After Nov. 4, I thought about attending the Obama Inauguration in D.C. It's historic, no quibbling about that. It's an opportunity to join with thousands of maybe millions of like-minded citizens to celebrate our election efforts -- and hope for the future.

But back in the early fall, I arranged a trip to Arizona that combined business with pleasure. Also a chance to get out of Wyoming in mid-winter. I arranged the trip to accommodate others, and forgot about possible big happenings in D.C.
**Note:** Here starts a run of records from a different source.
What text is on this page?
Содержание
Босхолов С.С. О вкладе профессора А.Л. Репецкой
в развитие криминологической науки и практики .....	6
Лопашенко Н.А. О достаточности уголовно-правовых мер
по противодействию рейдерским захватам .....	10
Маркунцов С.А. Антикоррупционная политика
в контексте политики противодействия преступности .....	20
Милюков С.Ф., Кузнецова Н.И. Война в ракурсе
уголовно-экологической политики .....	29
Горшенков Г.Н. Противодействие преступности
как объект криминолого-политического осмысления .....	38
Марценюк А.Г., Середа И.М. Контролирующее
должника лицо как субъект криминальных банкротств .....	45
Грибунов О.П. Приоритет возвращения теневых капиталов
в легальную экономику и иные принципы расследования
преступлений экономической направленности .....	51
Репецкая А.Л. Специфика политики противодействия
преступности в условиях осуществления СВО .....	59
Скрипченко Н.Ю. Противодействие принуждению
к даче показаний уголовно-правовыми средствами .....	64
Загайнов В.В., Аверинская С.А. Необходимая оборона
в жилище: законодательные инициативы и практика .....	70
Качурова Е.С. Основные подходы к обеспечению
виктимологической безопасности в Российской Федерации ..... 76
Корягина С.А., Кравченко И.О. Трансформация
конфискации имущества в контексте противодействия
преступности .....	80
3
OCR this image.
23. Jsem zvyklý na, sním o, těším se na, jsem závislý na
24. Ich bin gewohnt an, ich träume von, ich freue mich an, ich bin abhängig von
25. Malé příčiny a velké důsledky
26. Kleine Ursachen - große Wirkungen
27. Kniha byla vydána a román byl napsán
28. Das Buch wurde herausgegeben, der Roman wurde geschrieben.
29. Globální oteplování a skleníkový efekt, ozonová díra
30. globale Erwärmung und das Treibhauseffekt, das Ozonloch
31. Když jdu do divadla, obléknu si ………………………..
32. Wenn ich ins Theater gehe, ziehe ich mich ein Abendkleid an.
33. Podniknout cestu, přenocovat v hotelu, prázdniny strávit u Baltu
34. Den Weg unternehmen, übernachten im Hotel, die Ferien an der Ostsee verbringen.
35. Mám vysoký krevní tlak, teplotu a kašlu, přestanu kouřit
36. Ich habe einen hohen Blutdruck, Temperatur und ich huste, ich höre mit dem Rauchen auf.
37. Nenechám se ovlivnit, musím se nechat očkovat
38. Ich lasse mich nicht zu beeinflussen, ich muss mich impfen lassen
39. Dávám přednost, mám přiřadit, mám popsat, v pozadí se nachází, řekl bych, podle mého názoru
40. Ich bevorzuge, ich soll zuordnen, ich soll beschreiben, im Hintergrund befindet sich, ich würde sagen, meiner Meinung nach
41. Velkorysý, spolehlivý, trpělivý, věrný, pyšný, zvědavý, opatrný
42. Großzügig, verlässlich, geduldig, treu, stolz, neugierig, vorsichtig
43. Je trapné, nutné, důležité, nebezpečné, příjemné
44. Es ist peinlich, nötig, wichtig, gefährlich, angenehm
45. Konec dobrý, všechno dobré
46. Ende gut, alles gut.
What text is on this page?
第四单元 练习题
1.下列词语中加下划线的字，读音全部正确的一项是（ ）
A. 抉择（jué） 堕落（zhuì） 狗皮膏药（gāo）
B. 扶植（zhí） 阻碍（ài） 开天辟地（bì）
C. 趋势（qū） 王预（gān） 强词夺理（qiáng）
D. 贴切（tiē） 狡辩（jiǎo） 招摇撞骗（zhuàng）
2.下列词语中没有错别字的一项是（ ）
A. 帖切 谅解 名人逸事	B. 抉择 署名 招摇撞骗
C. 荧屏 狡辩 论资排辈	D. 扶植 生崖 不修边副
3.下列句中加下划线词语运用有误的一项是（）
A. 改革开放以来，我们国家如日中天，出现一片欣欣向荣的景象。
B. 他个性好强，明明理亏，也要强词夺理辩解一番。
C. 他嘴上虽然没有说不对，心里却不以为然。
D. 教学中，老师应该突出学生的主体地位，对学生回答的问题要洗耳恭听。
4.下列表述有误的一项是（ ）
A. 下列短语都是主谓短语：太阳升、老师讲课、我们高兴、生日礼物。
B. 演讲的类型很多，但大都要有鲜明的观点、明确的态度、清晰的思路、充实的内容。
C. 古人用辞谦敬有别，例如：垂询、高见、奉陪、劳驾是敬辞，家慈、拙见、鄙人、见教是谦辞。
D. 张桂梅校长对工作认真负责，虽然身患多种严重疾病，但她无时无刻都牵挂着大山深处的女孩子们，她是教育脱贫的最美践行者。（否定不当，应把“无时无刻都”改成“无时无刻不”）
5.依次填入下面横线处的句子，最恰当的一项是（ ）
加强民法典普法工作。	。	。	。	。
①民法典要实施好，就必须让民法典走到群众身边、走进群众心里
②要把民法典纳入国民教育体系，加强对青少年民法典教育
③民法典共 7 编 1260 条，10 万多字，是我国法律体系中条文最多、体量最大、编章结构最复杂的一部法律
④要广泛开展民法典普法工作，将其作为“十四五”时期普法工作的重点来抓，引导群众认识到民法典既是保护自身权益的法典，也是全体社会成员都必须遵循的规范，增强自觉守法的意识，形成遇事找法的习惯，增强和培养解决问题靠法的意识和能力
But there are more of us "not" going to the inauguration than those attending. We plan to be remote participants, volunteering for worthy causes on Martin Luther King, Jr., Day and watching Tuesday's festivities on airport TVs, which always seem to be tuned into Fox News (conspiracy?). I wonder, is Fox even covering the event? It's possible the network may run highlights of all the things it got wrong during the presidential campaign. Or maybe a special Ultimate Fighting Championship Death Match pitting Ann Coulter against Rush Limbaugh. If I know Ann's fighting skills, Rush will be hurting big time after that one. He'll really need those prescription painkillers.

So I may miss the Jan. 20 ceremonies. But I'll watch them later on the web. On Monday, my son and I will volunteer for the cause in Tucson. I've already written about USAservice and some of the orgs that seek help on that day -- and throughout the year.

All in all, a great time to be an American.

Saturday, January 17, 2009

Where the artists are in Phoenix

My son Kevin poses in front of graffiti art that adorns the rear of the HoodRide shop, 918 N. 5th St., in the Roosevelt Row Artist District in downtown Phoenix. The combination custom bicycle shop and silk-screen printing company's exterior was painted by a roving band of Denver graffiti artists. While in Phoenix on a business trip, I visited the district's shops during its Third Friday Night event. According to a description on the Roosevelt Row web site, HoodRide is nightly from 6 p.m.-2 a.m. and offers "music and art performances with a focus on underground, low brow and street art. On premise screen printing and eclectic Bodega store."